Nothing
#' Acetylene Data
#'
#' The data consist of measures of \code{yield} of a chemical manufacturing
#' process for acetylene in relation to numeric parameters.
#'
#' Marquardt and Snee (1975) used these data to illustrate ridge regression in
#' a model containing quadratic and interaction terms, particularly the need to
#' center and standardize variables appearing in high-order terms.
#'
#' Typical models for these data include the interaction of \code{temp:ratio},
#' and a squared term in \code{temp}
#'
#' @name Acetylene
#' @docType data
#' @format A data frame with 16 observations on the following 4 variables.
#' \describe{
#' \item{\code{yield}}{conversion percentage yield of acetylene}
#' \item{\code{temp}}{reactor temperature (celsius)}
#' \item{\code{ratio}}{H2 to N-heptone ratio}
#' \item{\code{time}}{contact time (sec)}
#' }
#' @references
#' Marquardt, D.W., and Snee, R.D. (1975), "Ridge Regression in
#' Practice," \emph{The American Statistician}, \bold{29}, 3-20.
#'
#' Marquardt, D.W. (1980), "A Critique of Some Ridge Regression Methods:
#' Comment," \emph{Journal of the American Statistical Association}, Vol. 75,
#' No. 369 (Mar., 1980), pp. 87-91
#'
#' @source SAS documentation example for \code{PROC REG}, \emph{Ridge
#' Regression for Acetylene Data}.
#' @keywords datasets
#' @examples
#'
#' data(Acetylene)
#'
#' # naive model, not using centering
#' amod0 <- lm(yield ~ temp + ratio + time + I(time^2) + temp:time, data=Acetylene)
#'
#' y <- Acetylene[,"yield"]
#' X0 <- model.matrix(amod0)[,-1]
#'
#' lambda <- c(0, 0.0005, 0.001, 0.002, 0.005, 0.01)

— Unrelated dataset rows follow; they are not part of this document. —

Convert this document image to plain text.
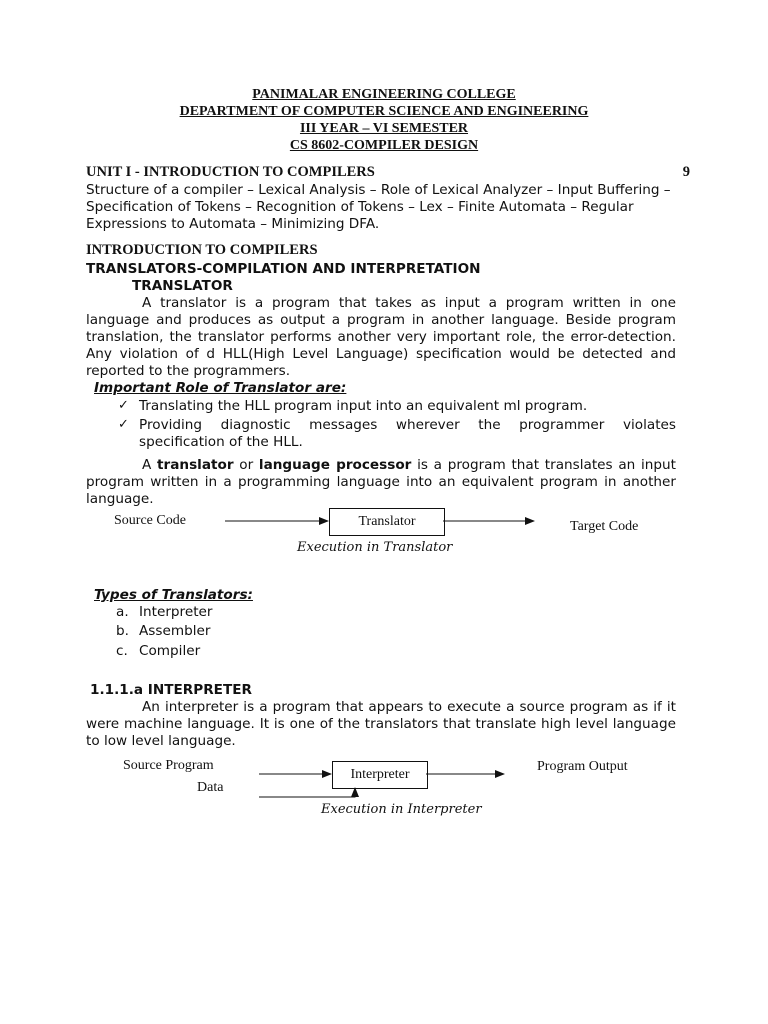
PANIMALAR ENGINEERING COLLEGE
DEPARTMENT OF COMPUTER SCIENCE AND ENGINEERING
III YEAR – VI SEMESTER
CS 8602-COMPILER DESIGN
UNIT I - INTRODUCTION TO COMPILERS	9
Structure of a compiler – Lexical Analysis – Role of Lexical Analyzer – Input Buffering – Specification of Tokens – Recognition of Tokens – Lex – Finite Automata – Regular Expressions to Automata – Minimizing DFA.
INTRODUCTION TO COMPILERS
TRANSLATORS-COMPILATION AND INTERPRETATION
TRANSLATOR
A translator is a program that takes as input a program written in one language and produces as output a program in another language. Beside program translation, the translator performs another very important role, the error-detection. Any violation of d HLL(High Level Language) specification would be detected and reported to the programmers.
Important Role of Translator are:
✓ Translating the HLL program input into an equivalent ml program.
✓ Providing diagnostic messages wherever the programmer violates specification of the HLL.
A translator or language processor is a program that translates an input program written in a programming language into an equivalent program in another language.
Source Code	Translator	Target Code
Execution in Translator
Types of Translators:
a. Interpreter
b. Assembler
c. Compiler
1.1.1.a INTERPRETER
An interpreter is a program that appears to execute a source program as if it were machine language. It is one of the translators that translate high level language to low level language.
Source Program
Data
Interpreter
Program Output
Execution in Interpreter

#' aridge0 <- ridge(y, X0, lambda=lambda)
#'
#' traceplot(aridge0)
#' traceplot(aridge0, X="df")
#' pairs(aridge0, radius=0.2)
#'
#'
#'
NULL
#' Detroit Homicide Data for 1961-1973
#'
#' @description
#' The data set \code{Detroit} was used extensively in the book by Miller
#' (2002) on subset regression. The data are unusual in that a subset of three
#' predictors can be found which gives a very much better fit to the data than
#' the subsets found from the Efroymson stepwise algorithm, or from forward
#' selection or backward elimination. They are also unusual in that, as time
#' series data, the assumption of independence is patently violated, and the
#' data suffer from problems of high collinearity.
#'
#' As well, ridge regression reveals somewhat paradoxical paths of shrinkage in
#' univariate ridge trace plots, that are more comprehensible in multivariate
#' views.
#'
#' @details
#' The data were originally collected and discussed by Fisher (1976) but the
#' complete dataset first appeared in Gunst and Mason (1980, Appendix A).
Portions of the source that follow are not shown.